Acrylic, soap and pigment on canvas, 250 x 300 cm

In 1992-93 Jiri Georg Dokoupil begins a series of so-called “Soap-Bubble Paintings”, which are painted by letting soap-bubbles mixed with colour or ink burst on primed canvas. The soap-bubble series is one of several techniques, other examples are the “Soot Paintings”, “Tire-Paintings” and “Whip Pictures”, through which Dokoupil seeks to transgress conventional approaches to making pictures and reinvent painterly expressivity. The soap-bubbles are connected to several fundamental themes in Dokoupil’s work: Weightlessness, actions, and transience.
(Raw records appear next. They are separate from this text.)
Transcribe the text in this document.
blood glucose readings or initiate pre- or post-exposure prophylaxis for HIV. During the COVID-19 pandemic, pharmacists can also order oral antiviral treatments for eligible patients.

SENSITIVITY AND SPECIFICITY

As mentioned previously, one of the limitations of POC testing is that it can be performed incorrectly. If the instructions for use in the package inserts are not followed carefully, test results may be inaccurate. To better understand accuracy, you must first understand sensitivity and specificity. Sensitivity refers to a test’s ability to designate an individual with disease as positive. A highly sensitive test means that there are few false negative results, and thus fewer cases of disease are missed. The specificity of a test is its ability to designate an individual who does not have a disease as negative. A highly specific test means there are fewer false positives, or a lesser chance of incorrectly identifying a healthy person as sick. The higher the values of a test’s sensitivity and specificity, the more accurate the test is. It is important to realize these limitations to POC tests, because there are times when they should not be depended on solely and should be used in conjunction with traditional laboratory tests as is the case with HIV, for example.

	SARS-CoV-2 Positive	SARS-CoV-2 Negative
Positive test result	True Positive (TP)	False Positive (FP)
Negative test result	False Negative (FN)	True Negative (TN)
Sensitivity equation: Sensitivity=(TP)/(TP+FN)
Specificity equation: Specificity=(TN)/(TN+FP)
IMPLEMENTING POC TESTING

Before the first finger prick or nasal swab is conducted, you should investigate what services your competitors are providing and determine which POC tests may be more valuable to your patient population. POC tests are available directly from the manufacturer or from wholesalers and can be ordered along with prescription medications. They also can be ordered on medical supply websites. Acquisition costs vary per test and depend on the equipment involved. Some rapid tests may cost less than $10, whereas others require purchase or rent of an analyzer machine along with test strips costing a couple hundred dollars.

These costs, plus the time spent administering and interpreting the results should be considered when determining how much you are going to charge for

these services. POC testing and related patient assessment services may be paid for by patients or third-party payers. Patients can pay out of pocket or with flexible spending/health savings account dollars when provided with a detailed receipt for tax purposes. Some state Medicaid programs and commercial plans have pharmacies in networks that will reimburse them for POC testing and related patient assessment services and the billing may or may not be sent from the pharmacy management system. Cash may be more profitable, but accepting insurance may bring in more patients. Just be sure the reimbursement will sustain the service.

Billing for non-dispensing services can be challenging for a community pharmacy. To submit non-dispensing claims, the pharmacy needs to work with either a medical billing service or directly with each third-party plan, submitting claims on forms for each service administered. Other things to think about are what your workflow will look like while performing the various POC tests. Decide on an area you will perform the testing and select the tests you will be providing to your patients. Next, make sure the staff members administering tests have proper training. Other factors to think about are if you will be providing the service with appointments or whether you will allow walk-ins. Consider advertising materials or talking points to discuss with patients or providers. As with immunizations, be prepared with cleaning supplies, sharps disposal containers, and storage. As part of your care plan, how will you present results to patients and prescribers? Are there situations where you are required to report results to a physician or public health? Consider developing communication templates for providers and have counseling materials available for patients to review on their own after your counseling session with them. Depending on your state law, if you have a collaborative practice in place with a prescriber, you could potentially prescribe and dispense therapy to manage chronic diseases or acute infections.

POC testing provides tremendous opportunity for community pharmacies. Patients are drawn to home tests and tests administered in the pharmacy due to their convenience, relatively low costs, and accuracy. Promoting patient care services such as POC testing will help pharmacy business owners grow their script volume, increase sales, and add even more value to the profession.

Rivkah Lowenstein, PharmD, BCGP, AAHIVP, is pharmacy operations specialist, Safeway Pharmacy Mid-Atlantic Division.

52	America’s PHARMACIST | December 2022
In this exhibition the soap-bubble technique has been reintroduced, but in contrast to the earlier works now leading to a totally different aesthetics. The colour scheme is for example radically different. The new paintings are based on pearlescent paints normally used for coating expensive cars, and this gives the soap-bubbles a metallic, dense shine that literally glows in the dark. Futhermore the colours are iridescent so that they appear to change as soon as the angle of view changes. A blue soap-bubble will for instance seem light green when viewed from the side. Thus the pictures are perceptually in constant transformation. Because of the black-painted background, the invididual soap-bubbles are far more autonomous as forms than in the earlier works. They feel heavy and spatial, and give the impression of sculptural volumes you could potentially hold in your own hands. The bubbles vary from semi-transparent membranes to fossilized surfaces. The dark background behind the bubbles has an infinite depth reminding of images of the deep ocean, photographic close-ups, or the space within the body. The new paintings no longer seem in direct contact with abstract expressionism. If they are connected to earlier art it is perhaps primarily to artists such as Matisse, Warhol and Klein, and the Renaissance.
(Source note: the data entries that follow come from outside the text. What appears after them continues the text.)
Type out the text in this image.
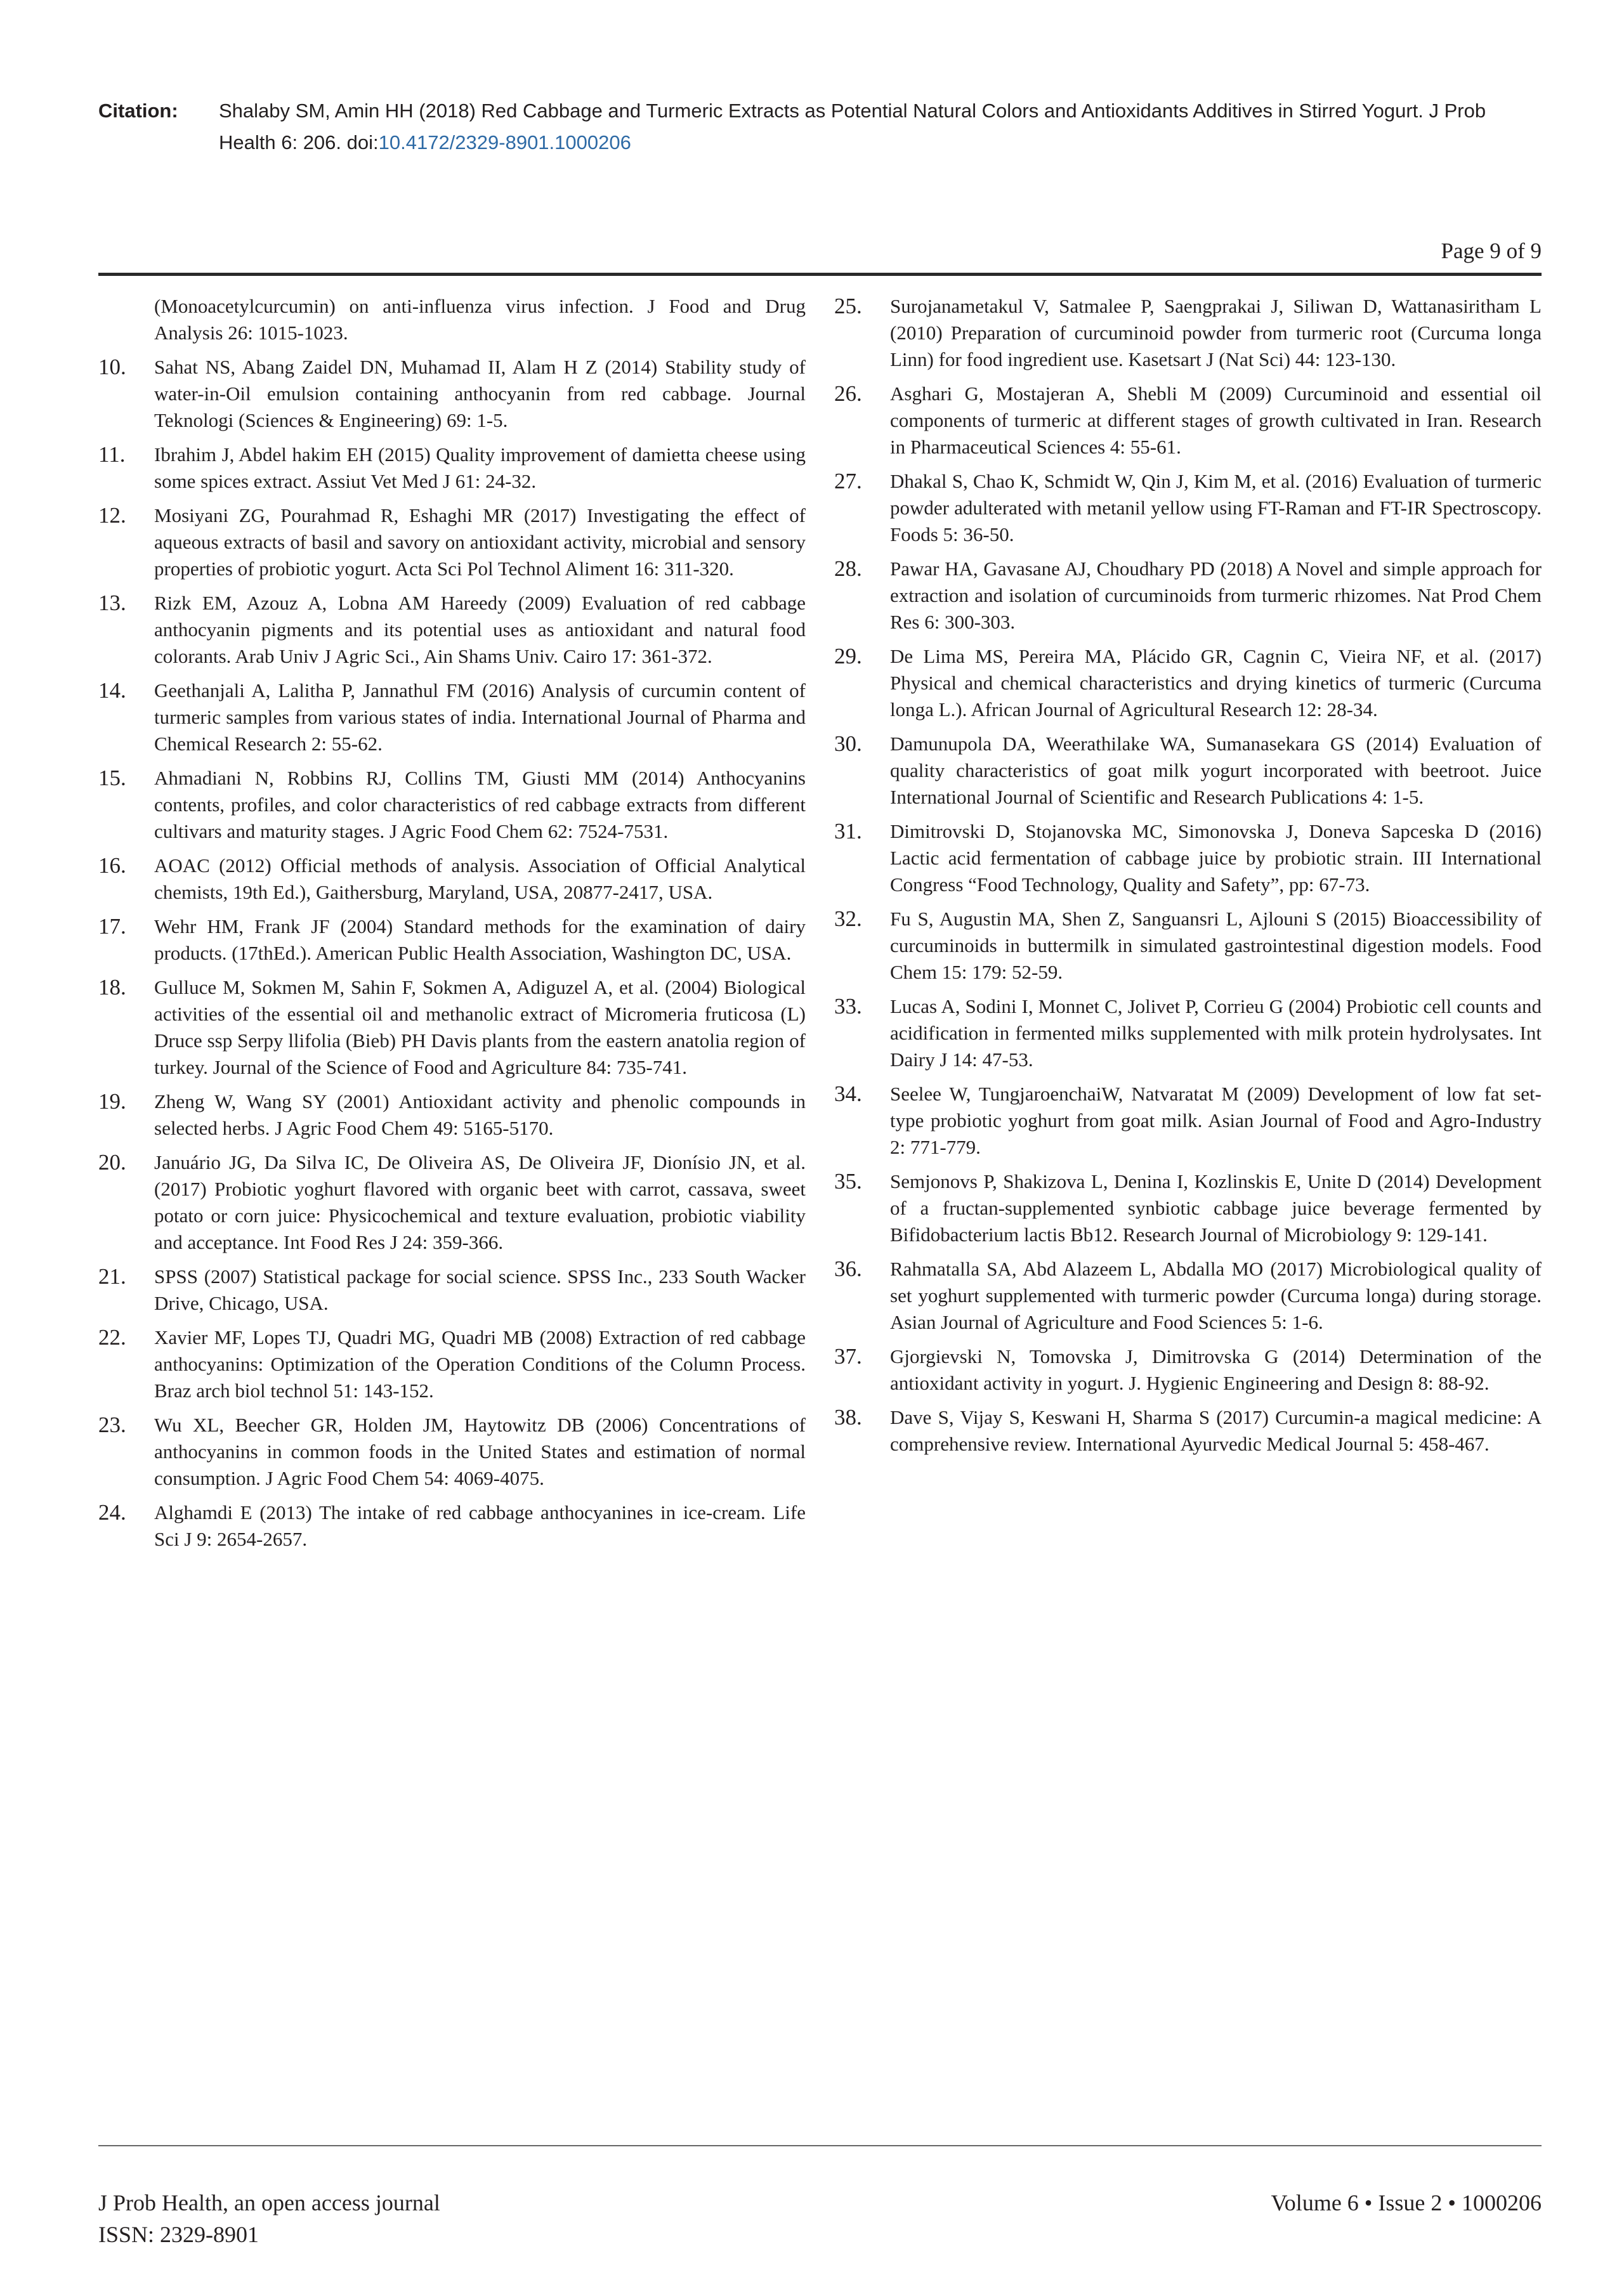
Citation:	Shalaby SM, Amin HH (2018) Red Cabbage and Turmeric Extracts as Potential Natural Colors and Antioxidants Additives in Stirred Yogurt. J Prob Health 6: 206. doi:10.4172/2329-8901.1000206
Page 9 of 9
(Monoacetylcurcumin) on anti-influenza virus infection. J Food and Drug Analysis 26: 1015-1023.
10.	Sahat NS, Abang Zaidel DN, Muhamad II, Alam H Z (2014) Stability study of water-in-Oil emulsion containing anthocyanin from red cabbage. Journal Teknologi (Sciences & Engineering) 69: 1-5.
11.	Ibrahim J, Abdel hakim EH (2015) Quality improvement of damietta cheese using some spices extract. Assiut Vet Med J 61: 24-32.
12.	Mosiyani ZG, Pourahmad R, Eshaghi MR (2017) Investigating the effect of aqueous extracts of basil and savory on antioxidant activity, microbial and sensory properties of probiotic yogurt. Acta Sci Pol Technol Aliment 16: 311-320.
13.	Rizk EM, Azouz A, Lobna AM Hareedy (2009) Evaluation of red cabbage anthocyanin pigments and its potential uses as antioxidant and natural food colorants. Arab Univ J Agric Sci., Ain Shams Univ. Cairo 17: 361-372.
14.	Geethanjali A, Lalitha P, Jannathul FM (2016) Analysis of curcumin content of turmeric samples from various states of india. International Journal of Pharma and Chemical Research 2: 55-62.
15.	Ahmadiani N, Robbins RJ, Collins TM, Giusti MM (2014) Anthocyanins contents, profiles, and color characteristics of red cabbage extracts from different cultivars and maturity stages. J Agric Food Chem 62: 7524-7531.
16.	AOAC (2012) Official methods of analysis. Association of Official Analytical chemists, 19th Ed.), Gaithersburg, Maryland, USA, 20877-2417, USA.
17.	Wehr HM, Frank JF (2004) Standard methods for the examination of dairy products. (17thEd.). American Public Health Association, Washington DC, USA.
18.	Gulluce M, Sokmen M, Sahin F, Sokmen A, Adiguzel A, et al. (2004) Biological activities of the essential oil and methanolic extract of Micromeria fruticosa (L) Druce ssp Serpy llifolia (Bieb) PH Davis plants from the eastern anatolia region of turkey. Journal of the Science of Food and Agriculture 84: 735-741.
19.	Zheng W, Wang SY (2001) Antioxidant activity and phenolic compounds in selected herbs. J Agric Food Chem 49: 5165-5170.
20.	Januário JG, Da Silva IC, De Oliveira AS, De Oliveira JF, Dionísio JN, et al. (2017) Probiotic yoghurt flavored with organic beet with carrot, cassava, sweet potato or corn juice: Physicochemical and texture evaluation, probiotic viability and acceptance. Int Food Res J 24: 359-366.
21.	SPSS (2007) Statistical package for social science. SPSS Inc., 233 South Wacker Drive, Chicago, USA.
22.	Xavier MF, Lopes TJ, Quadri MG, Quadri MB (2008) Extraction of red cabbage anthocyanins: Optimization of the Operation Conditions of the Column Process. Braz arch biol technol 51: 143-152.
23.	Wu XL, Beecher GR, Holden JM, Haytowitz DB (2006) Concentrations of anthocyanins in common foods in the United States and estimation of normal consumption. J Agric Food Chem 54: 4069-4075.
24.	Alghamdi E (2013) The intake of red cabbage anthocyanines in ice-cream. Life Sci J 9: 2654-2657.
25.	Surojanametakul V, Satmalee P, Saengprakai J, Siliwan D, Wattanasiritham L (2010) Preparation of curcuminoid powder from turmeric root (Curcuma longa Linn) for food ingredient use. Kasetsart J (Nat Sci) 44: 123-130.
26.	Asghari G, Mostajeran A, Shebli M (2009) Curcuminoid and essential oil components of turmeric at different stages of growth cultivated in Iran. Research in Pharmaceutical Sciences 4: 55-61.
27.	Dhakal S, Chao K, Schmidt W, Qin J, Kim M, et al. (2016) Evaluation of turmeric powder adulterated with metanil yellow using FT-Raman and FT-IR Spectroscopy. Foods 5: 36-50.
28.	Pawar HA, Gavasane AJ, Choudhary PD (2018) A Novel and simple approach for extraction and isolation of curcuminoids from turmeric rhizomes. Nat Prod Chem Res 6: 300-303.
29.	De Lima MS, Pereira MA, Plácido GR, Cagnin C, Vieira NF, et al. (2017) Physical and chemical characteristics and drying kinetics of turmeric (Curcuma longa L.). African Journal of Agricultural Research 12: 28-34.
30.	Damunupola DA, Weerathilake WA, Sumanasekara GS (2014) Evaluation of quality characteristics of goat milk yogurt incorporated with beetroot. Juice International Journal of Scientific and Research Publications 4: 1-5.
31.	Dimitrovski D, Stojanovska MC, Simonovska J, Doneva Sapceska D (2016) Lactic acid fermentation of cabbage juice by probiotic strain. III International Congress “Food Technology, Quality and Safety”, pp: 67-73.
32.	Fu S, Augustin MA, Shen Z, Sanguansri L, Ajlouni S (2015) Bioaccessibility of curcuminoids in buttermilk in simulated gastrointestinal digestion models. Food Chem 15: 179: 52-59.
33.	Lucas A, Sodini I, Monnet C, Jolivet P, Corrieu G (2004) Probiotic cell counts and acidification in fermented milks supplemented with milk protein hydrolysates. Int Dairy J 14: 47-53.
34.	Seelee W, TungjaroenchaiW, Natvaratat M (2009) Development of low fat set-type probiotic yoghurt from goat milk. Asian Journal of Food and Agro-Industry 2: 771-779.
35.	Semjonovs P, Shakizova L, Denina I, Kozlinskis E, Unite D (2014) Development of a fructan-supplemented synbiotic cabbage juice beverage fermented by Bifidobacterium lactis Bb12. Research Journal of Microbiology 9: 129-141.
36.	Rahmatalla SA, Abd Alazeem L, Abdalla MO (2017) Microbiological quality of set yoghurt supplemented with turmeric powder (Curcuma longa) during storage. Asian Journal of Agriculture and Food Sciences 5: 1-6.
37.	Gjorgievski N, Tomovska J, Dimitrovska G (2014) Determination of the antioxidant activity in yogurt. J. Hygienic Engineering and Design 8: 88-92.
38.	Dave S, Vijay S, Keswani H, Sharma S (2017) Curcumin-a magical medicine: A comprehensive review. International Ayurvedic Medical Journal 5: 458-467.
J Prob Health, an open access journal
ISSN: 2329-8901
Volume 6 • Issue 2 • 1000206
Jiri Georg Dokoupil (b. 1954 in the former Czechoslovakia) lives and works in Madrid, Berlin, Prague and Santa Cruz de Tenerife. He has since the early 1980’s been exhibited widely in Europe and USA, and is represented in art institutions such as Hamburger Bahnhof, Berlin; Neues Museum, Weimar; Horsens Kunstmuseum, Horsens; Centre Pompidou, Paris; Museum Boymans van Beuningen, Rotterdam, and Centro de Arte Reina Sofia, Madrid.